Never fear, Lala ladies. We have the low down on the year’s trendiest cookie.
Say it with me:
mah-kah-ROHN (or better yet: mack – uh – ron)
Wait, so it’s ‘macaron’? Not ‘macaroon’? What’s the diff?
Contrary to common belief, the word “macaroon” is not an alternative pronunciation of the French “macaron.” Macarons and macaroons are two completely different cookies with two different beginnings.
The macaron is a simple, meringue-based cookie that is made with almond flour, egg whites, granulated and powdered sugar. The cookie gained popularity among the French when two nuns baked and sold these meringue treats for some spare change.
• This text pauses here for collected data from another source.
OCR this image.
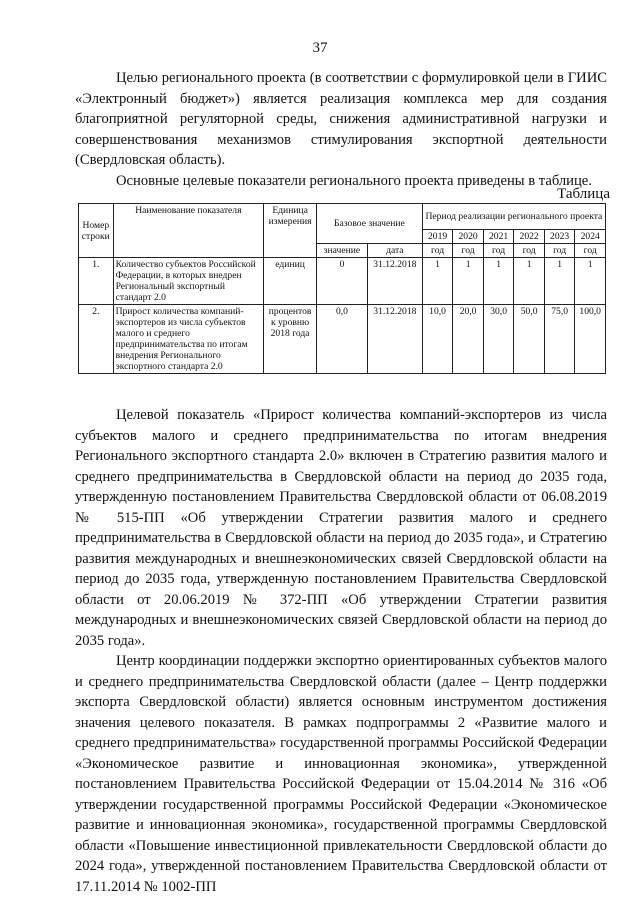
37

Целью регионального проекта (в соответствии с формулировкой цели в ГИИС «Электронный бюджет») является реализация комплекса мер для создания благоприятной регуляторной среды, снижения административной нагрузки и совершенствования механизмов стимулирования экспортной деятельности (Свердловская область).

Основные целевые показатели регионального проекта приведены в таблице.

Таблица
Номер строки	Наименование показателя	Единица измерения	Базовое значение		Период реализации регионального проекта					
					2019	2020	2021	2022	2023	2024
			значение	дата	год	год	год	год	год	год
1.	Количество субъектов Российской Федерации, в которых внедрен Региональный экспортный стандарт 2.0	единиц	0	31.12.2018	1	1	1	1	1	1
2.	Прирост количества компаний-экспортеров из числа субъектов малого и среднего предпринимательства по итогам внедрения Регионального экспортного стандарта 2.0	процентов к уровню 2018 года	0,0	31.12.2018	10,0	20,0	30,0	50,0	75,0	100,0

Целевой показатель «Прирост количества компаний-экспортеров из числа субъектов малого и среднего предпринимательства по итогам внедрения Регионального экспортного стандарта 2.0» включен в Стратегию развития малого и среднего предпринимательства в Свердловской области на период до 2035 года, утвержденную постановлением Правительства Свердловской области от 06.08.2019 № 515-ПП «Об утверждении Стратегии развития малого и среднего предпринимательства в Свердловской области на период до 2035 года», и Стратегию развития международных и внешнеэкономических связей Свердловской области на период до 2035 года, утвержденную постановлением Правительства Свердловской области от 20.06.2019 № 372-ПП «Об утверждении Стратегии развития международных и внешнеэкономических связей Свердловской области на период до 2035 года».

Центр координации поддержки экспортно ориентированных субъектов малого и среднего предпринимательства Свердловской области (далее – Центр поддержки экспорта Свердловской области) является основным инструментом достижения значения целевого показателя. В рамках подпрограммы 2 «Развитие малого и среднего предпринимательства» государственной программы Российской Федерации «Экономическое развитие и инновационная экономика», утвержденной постановлением Правительства Российской Федерации от 15.04.2014 № 316 «Об утверждении государственной программы Российской Федерации «Экономическое развитие и инновационная экономика», государственной программы Свердловской области «Повышение инвестиционной привлекательности Свердловской области до 2024 года», утвержденной постановлением Правительства Свердловской области от 17.11.2014 № 1002-ПП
Near the beginning of the 20th century, the modern sandwich-looking macaron we all know and love was created when the cousin of Louis Ernest Laduree, the man behind the famous Parisian pastry shop, had the idea to put two meringue cookies together with a ganache filling in the middle.
Today, macarons are filled with buttercream, ganache or fruit curd, which give the cookie a “crunchy” exterior while still maintaining a weightless interior.
The macaroon, on the other hand, has a story all its own. This treat supposedly originated in Scotland and consists of three ingredients: egg whites, sugar, and coconut. The inclusion of coconut is key—take away the coconut and you no longer have a macaroon. Macaroons are often piped with a star-shaped tip, giving these cookies a look very distinct from macarons.
Macarons and macaroons: very similar names, but two very different cookies. What a difference an extra ‘o’ can make!
Where To Try
Because bloggers have been obsessing over macarons lately, it’s only natural to want to try the chewy meringue goodness for yourself.
Ladurée Soho: New York, New York
For any NY-based fashion and lifestyle blogger, Ladurée remains the reigning palace of all things macaron. Although there are Ladurée locations all throughout the city, the Soho-based shop boasts a stunning full-service restaurant and Parisian tearoom.
That’s right. You can spend the day shopping in Soho, then end with a macaron and a cup of tea in full French fashion.
European Delights: Lexington, Kentucky
Fellow contributor, Alexa Goins, swears by European Delights’ French pastry expertise. She describes the bakery’s macarons as “crunchy, moist and cute”—everything you could ever want in a macaron!
Pistacia Vera: Columbus, Ohio
Macaron lovers of the Midwest can head to this lovely pastry kitchen and café. Pistacia Vera specializes in re-creating decadent French treats but of course even they couldn’t resist adding some Ohio flair to their menu with the addition of the Buckeye macaron.
Lemonade: Los Angeles, California
As amazing as these bite-sized cookies are, the saddest part about macarons is that they’re gone in two chomps. LA’s Lemonade comes to the rescue by offering macarons the size of hockey pucks.